We stayed in a VRBO rental – a loft in a converted garage across the street from the church where the wedding was held. A fascinating neighborhood, with old architecture, neighborhood bars and restaurants, and numerous music venues along Frenchman Street. I’d go back in a minute.
But, how was the geocaching? I was able to check off another state on my map (my 18th). I enjoyed the searches but came up empty more than once. Like many urban settings, you’re looking for micros, with a scattering a small caches. I was not able to make a find until my second-to-last day there. Its’ easier to get around New Orleans by bike, so I highly recommend renting a bike to look for caches.

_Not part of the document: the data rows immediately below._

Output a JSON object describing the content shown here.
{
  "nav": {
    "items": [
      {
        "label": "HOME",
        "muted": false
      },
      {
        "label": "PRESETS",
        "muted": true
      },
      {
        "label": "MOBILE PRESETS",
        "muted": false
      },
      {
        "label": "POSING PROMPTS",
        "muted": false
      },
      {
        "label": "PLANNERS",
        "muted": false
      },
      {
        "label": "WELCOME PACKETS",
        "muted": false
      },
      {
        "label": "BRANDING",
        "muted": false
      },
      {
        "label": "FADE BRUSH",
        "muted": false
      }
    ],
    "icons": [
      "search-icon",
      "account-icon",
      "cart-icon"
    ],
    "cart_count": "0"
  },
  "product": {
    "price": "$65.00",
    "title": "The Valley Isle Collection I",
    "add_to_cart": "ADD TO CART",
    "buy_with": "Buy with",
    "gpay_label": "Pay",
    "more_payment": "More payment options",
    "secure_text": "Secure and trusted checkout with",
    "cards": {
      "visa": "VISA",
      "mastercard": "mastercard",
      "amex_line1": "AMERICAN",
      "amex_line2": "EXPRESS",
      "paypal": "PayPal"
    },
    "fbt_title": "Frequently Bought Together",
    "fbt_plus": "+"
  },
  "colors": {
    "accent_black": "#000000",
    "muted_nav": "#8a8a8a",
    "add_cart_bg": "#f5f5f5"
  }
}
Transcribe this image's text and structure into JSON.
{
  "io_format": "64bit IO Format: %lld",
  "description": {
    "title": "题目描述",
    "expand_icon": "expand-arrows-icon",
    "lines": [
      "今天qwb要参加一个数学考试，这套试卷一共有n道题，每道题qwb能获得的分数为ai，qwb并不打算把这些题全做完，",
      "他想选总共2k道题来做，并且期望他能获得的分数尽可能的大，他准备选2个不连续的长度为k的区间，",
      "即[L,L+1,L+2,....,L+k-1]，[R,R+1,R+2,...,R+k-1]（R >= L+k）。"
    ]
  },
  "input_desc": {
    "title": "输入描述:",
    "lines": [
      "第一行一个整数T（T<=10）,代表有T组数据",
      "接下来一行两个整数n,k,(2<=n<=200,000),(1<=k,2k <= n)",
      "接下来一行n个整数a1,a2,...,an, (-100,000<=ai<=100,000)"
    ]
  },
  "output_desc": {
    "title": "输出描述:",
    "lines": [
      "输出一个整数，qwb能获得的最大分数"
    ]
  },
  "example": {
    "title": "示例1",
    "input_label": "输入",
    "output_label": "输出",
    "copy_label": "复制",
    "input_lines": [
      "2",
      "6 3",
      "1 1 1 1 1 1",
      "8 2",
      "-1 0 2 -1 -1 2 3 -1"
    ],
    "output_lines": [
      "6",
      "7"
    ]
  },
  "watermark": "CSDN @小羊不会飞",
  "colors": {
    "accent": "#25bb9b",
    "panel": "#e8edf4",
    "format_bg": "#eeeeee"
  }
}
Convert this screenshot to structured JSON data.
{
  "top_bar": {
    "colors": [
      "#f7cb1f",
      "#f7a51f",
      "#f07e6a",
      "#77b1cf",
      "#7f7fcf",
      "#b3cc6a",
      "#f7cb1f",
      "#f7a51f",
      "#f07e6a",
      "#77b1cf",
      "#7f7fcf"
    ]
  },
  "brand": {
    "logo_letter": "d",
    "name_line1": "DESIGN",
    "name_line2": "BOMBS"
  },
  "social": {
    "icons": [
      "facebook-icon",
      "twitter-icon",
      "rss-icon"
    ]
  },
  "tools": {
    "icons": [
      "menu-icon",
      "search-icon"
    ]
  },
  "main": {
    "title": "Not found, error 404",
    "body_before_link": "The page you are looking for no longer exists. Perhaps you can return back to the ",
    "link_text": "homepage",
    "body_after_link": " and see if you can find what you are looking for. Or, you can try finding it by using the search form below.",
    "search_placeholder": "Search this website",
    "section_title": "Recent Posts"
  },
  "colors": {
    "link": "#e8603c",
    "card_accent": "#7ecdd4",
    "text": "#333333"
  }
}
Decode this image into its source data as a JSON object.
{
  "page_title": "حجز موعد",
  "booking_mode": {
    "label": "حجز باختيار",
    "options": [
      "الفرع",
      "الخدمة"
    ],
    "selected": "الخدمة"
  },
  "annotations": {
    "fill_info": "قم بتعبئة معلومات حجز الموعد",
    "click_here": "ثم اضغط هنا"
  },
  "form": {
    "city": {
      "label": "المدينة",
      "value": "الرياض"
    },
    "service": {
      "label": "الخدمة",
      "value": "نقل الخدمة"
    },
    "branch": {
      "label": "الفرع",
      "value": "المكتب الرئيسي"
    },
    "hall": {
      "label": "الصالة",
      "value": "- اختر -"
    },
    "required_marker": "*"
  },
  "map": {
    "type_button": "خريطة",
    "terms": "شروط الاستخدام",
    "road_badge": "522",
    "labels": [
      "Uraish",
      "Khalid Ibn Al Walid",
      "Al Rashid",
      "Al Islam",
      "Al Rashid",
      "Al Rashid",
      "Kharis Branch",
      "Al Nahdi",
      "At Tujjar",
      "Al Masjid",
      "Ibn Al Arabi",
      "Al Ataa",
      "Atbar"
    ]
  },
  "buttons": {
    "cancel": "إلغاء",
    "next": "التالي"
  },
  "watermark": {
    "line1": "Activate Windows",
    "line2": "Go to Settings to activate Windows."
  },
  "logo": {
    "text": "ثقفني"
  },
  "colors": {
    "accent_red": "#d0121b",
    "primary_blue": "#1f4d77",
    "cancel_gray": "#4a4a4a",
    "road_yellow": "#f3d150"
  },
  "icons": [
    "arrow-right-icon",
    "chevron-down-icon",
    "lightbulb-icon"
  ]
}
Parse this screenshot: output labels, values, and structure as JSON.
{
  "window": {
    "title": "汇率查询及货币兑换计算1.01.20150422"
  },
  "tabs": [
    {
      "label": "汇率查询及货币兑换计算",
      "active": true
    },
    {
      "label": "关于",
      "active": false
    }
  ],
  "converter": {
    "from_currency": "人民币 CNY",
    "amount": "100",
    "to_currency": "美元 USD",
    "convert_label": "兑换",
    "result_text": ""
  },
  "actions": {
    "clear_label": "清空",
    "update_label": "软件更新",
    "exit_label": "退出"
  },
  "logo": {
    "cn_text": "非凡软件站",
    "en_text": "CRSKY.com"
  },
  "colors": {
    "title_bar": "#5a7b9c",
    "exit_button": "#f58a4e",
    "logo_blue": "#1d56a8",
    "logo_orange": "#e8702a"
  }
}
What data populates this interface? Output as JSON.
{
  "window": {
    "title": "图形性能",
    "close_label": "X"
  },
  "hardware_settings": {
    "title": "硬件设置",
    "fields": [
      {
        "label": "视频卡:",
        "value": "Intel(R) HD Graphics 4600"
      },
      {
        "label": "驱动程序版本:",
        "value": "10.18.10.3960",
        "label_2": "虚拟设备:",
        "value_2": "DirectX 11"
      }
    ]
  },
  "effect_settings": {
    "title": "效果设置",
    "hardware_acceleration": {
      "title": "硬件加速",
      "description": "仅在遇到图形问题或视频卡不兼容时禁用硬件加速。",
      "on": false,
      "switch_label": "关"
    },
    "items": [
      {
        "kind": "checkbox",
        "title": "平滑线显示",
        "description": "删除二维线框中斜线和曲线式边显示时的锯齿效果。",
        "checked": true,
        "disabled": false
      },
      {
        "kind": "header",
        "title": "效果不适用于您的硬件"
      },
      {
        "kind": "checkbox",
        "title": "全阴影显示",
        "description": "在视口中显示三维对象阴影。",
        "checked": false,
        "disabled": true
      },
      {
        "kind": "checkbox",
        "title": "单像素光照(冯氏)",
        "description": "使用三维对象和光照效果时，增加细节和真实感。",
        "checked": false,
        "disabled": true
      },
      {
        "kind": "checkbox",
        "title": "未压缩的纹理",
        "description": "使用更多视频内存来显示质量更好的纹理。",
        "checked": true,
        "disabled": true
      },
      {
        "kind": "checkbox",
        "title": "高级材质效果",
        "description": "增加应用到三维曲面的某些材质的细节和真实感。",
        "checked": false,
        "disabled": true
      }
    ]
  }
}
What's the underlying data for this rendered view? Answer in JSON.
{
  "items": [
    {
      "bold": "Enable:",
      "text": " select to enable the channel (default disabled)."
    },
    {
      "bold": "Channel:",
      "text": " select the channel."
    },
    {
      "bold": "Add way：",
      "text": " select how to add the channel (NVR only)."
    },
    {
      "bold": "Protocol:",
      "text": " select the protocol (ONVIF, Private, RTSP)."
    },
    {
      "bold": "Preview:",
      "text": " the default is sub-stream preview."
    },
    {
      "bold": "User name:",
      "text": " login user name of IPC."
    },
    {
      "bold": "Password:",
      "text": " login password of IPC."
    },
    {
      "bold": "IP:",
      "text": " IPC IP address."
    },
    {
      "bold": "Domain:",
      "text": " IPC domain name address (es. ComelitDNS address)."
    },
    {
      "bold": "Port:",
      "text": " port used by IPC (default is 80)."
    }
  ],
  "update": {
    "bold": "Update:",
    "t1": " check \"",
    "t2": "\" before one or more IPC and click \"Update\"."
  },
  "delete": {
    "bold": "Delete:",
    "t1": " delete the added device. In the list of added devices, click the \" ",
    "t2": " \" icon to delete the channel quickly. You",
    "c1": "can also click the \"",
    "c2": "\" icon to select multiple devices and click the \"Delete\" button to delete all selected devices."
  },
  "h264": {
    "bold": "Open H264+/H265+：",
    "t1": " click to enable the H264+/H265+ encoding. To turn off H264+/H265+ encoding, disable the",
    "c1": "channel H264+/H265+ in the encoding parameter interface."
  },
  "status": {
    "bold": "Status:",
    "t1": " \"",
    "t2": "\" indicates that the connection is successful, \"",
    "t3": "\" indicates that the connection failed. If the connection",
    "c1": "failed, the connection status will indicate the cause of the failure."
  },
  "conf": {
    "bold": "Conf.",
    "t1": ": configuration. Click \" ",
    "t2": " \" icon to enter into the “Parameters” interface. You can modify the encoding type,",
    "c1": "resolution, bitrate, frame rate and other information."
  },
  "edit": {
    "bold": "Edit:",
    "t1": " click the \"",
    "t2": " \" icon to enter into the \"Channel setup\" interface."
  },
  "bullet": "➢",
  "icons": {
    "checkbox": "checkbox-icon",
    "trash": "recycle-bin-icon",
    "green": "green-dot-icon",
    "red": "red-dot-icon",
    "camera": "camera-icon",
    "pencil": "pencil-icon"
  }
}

The cache hunt took me to one historic site – a plaque outside of a train station commemorating the Supreme Court case Plessy v. Ferguson. I vaguely remember the name from high school civics class. It was a challenge to a local ordinance requiring blacks and “octaroons” to ride in separate rail cars. Plessy (the plaintiff) had the support of a local mixed-race citizens’ committee and tried to board the train at the Press Street station, but was arrested. The challenge failed, but this story ends with an interesting postscript. The descendants of Plessy AND Ferguson have joined forces to start a foundation to promote the teaching of the history of civil rights in schools.
Biking around the Bywater neighborhood, I found myself looking for caches placed by KBravo, a local geocacher. One took me to a vacant lot, neglected by the city that the neighbors have reclaimed and turned into a green space filled with native landscaping, local art, and a fire pit. We were consumed by the search (I really needed to find a cache large enough for a travel bug) for five or so minutes. After making my first Louisiana find, I was able to sit back and take note of the scene – a fire in the fire pit, a couple volunteers raking leaves and talking quietly amongst themselves. At the far end of the lot, a trumpeter played a slow, mournful solo. Beautiful.
On the final day, a Sunday, I figured we had an hour or two for geocaching before having to head to the airport. I had a route planned, pass by 3 or 4 points of interest, ending in the 9th Ward. But the weather was typical New Orleans when we woke up on that last day – driving rain. Still, we headed across the Industrial Canal to a cache called “Steamship Houses.” Saw these beautiful old octagonal houses, designed by an old riverboat captain to look like the bridge of a steamship. Fortunately it was a quick find in the steady rain and the two ladies doing yoga on the porch didn’t even notice me on the street nearby.
Overall, two finds in four tries may not sound impressive. But I enjoy using the geocaches as a way of touring the city, getting off the beaten path and seeing the town through the eyes of the locals. New Orleans: the food, the music the spirit, and its’ still nine feet above sea level (in places).